On October 23, 2017, inventor and patent-holder Evolutionary Intelligence LLC (EI) will file a petition for writ of certiorari at the Supreme Court in Evolutionary Intelligence, LLC v. Sprint Nextel et al., appealing the Federal Circuit’s affirmance of a lower court’s invalidity decision under Section 101.
EI’s case is of substantial import to all inventors and patent holders, and the company is requesting amicus support. I hope readers will consider joining the fight.
A Federal Circuit panel affirmed the District Court’s decision to invalidate Evolutionary Intelligence’s patents, then denied a petition for rehearing and rehearing en banc. This despite EI’s having won several IPR challenges made by Apple, Twitter, and Yelp.

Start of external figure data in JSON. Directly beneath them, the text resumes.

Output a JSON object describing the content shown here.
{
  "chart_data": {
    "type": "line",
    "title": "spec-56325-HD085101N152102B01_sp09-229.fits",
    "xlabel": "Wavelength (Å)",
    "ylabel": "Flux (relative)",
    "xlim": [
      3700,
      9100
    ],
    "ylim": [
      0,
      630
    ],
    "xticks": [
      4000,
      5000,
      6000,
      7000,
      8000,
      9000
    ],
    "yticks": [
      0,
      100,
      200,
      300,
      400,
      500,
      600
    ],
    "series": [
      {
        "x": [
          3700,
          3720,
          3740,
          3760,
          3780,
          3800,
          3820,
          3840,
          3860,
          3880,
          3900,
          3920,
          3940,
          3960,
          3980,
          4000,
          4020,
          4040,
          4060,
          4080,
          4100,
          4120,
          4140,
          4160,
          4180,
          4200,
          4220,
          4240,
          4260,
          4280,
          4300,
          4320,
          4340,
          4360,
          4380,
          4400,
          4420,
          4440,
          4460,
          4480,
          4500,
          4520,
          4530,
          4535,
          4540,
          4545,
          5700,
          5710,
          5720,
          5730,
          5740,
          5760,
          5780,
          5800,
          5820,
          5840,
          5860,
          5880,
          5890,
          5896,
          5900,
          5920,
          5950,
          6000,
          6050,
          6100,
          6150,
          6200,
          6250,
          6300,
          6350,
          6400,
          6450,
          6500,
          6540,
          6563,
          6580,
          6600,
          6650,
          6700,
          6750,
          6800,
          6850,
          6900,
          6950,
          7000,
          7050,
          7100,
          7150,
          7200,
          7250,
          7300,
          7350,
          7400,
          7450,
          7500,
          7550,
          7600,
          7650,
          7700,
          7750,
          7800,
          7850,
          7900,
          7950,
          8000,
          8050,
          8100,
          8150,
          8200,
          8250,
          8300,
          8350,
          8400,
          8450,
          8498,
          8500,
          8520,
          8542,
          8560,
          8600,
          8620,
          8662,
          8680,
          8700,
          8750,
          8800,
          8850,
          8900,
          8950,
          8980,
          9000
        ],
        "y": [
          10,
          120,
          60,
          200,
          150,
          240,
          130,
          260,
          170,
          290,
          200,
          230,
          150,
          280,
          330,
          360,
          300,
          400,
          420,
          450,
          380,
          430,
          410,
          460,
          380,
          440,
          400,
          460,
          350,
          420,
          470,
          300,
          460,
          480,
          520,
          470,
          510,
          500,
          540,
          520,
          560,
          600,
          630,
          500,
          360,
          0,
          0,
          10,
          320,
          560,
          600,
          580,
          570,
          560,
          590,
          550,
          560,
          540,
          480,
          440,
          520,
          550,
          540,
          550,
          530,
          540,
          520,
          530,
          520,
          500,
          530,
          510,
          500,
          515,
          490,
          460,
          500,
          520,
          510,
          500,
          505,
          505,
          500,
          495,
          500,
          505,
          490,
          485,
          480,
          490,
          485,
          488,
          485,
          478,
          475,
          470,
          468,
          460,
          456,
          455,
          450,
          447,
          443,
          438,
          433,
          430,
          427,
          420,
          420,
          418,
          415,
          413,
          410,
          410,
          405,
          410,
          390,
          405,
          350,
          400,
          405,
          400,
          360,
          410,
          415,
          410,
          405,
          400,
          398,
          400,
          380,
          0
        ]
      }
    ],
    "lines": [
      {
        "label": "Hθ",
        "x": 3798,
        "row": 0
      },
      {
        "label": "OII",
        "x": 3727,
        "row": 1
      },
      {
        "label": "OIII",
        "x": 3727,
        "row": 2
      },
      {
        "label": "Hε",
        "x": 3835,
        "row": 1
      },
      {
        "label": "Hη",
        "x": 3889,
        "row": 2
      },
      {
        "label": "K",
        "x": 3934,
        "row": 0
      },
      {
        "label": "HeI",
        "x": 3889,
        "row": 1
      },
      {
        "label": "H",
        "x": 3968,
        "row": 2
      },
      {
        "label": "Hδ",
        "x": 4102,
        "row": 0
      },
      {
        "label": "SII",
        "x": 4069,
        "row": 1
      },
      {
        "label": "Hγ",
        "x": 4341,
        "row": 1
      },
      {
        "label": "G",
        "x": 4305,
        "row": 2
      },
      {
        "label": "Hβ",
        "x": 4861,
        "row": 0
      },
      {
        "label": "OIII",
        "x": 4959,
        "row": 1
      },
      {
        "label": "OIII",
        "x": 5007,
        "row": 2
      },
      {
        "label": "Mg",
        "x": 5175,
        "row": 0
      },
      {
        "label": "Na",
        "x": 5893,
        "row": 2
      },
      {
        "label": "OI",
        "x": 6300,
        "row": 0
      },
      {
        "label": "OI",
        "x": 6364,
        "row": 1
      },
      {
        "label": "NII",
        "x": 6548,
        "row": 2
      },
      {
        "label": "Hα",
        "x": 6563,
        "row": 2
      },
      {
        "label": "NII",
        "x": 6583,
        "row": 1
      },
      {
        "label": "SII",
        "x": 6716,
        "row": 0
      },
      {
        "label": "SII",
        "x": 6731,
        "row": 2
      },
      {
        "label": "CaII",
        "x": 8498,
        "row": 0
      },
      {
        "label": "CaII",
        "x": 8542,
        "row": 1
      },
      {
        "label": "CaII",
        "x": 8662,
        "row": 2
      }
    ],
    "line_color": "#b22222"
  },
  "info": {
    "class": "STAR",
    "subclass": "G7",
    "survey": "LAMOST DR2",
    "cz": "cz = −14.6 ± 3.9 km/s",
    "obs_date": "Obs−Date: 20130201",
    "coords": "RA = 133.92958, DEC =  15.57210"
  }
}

The positions are outlined in this Request for Amicus Support. Briefs would be due on or around Nov. 22. Your notice to opponents would be due on or around Nov. 10.
Here is the District Court Decision holding EI’s patents not eligible, and the Federal Circuit Decision affirming the district court. Here are US Patent No. 7010536 and US Patent No. 7702682. Here’s the PTAB Decision upholding U.S. Patent No. 7010536.

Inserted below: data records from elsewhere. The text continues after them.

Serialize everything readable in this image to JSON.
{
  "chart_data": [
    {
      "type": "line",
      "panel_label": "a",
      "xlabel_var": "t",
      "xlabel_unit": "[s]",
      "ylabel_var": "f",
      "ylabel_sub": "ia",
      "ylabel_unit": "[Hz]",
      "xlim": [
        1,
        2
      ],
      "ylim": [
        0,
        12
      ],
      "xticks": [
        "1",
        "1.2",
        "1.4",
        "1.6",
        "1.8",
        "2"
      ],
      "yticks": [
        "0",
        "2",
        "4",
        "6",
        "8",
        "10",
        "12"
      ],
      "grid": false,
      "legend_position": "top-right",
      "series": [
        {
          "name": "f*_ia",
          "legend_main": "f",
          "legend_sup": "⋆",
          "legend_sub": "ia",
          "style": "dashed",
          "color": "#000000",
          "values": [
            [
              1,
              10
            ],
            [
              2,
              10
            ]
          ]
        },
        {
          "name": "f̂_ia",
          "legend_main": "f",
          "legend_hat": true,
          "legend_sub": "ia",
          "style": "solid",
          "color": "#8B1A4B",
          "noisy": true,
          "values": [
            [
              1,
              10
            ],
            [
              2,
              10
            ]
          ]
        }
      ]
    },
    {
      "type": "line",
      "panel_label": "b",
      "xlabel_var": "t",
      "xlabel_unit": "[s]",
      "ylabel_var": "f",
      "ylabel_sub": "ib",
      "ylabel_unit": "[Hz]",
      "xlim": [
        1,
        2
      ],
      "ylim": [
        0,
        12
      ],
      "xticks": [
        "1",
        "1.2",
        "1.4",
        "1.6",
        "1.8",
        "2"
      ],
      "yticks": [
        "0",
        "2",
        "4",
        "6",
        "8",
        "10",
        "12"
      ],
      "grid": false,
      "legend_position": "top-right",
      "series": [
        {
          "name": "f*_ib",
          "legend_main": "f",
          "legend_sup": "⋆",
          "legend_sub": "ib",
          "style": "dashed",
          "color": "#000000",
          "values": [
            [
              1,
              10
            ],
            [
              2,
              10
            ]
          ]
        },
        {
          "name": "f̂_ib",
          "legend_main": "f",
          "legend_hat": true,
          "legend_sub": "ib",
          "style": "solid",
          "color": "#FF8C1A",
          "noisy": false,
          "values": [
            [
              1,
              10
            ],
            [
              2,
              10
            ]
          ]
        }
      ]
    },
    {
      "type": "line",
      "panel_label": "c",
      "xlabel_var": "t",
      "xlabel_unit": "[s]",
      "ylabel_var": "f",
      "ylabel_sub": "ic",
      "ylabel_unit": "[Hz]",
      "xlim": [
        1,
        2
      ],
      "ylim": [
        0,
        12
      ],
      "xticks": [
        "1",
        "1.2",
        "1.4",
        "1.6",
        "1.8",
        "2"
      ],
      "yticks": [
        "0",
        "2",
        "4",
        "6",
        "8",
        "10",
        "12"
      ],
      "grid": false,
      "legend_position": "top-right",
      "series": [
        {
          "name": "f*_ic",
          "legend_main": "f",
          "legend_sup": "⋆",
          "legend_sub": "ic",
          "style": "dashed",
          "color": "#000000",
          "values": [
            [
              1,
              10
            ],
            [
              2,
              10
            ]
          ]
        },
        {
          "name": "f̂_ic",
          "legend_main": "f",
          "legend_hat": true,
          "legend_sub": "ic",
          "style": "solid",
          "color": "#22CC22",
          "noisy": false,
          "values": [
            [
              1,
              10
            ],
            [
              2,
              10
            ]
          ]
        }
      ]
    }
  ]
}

Since Alice, district courts have invalidated hundreds of patents on the pleadings. Such cancellations offer patent-holders no opportunity for fact-finding, claim-construction briefing, or any of the other usual protections offered in patent litigation. The result is significant devaluation of patent portfolios.

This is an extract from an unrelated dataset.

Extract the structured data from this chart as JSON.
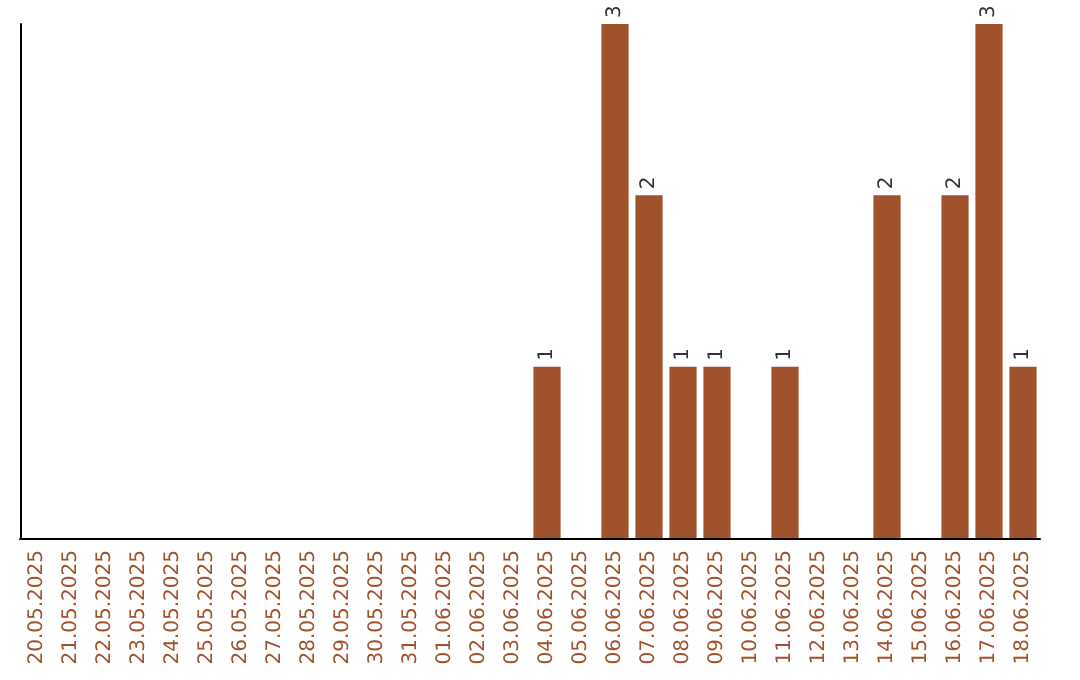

Evolutionary Intelligence v. Sprint Nextel concerns artificial intelligence inventions, directed to dynamically optimizing mobile search results and notifications according to spans of time and physical movements through space.
For example, the invention enables a person standing in a particular spot at, say, 7:00 am to know immediately the five closest restaurants currently serving breakfast. While this feature seems common now, the record shows this was “groundbreaking” when the patents were filed.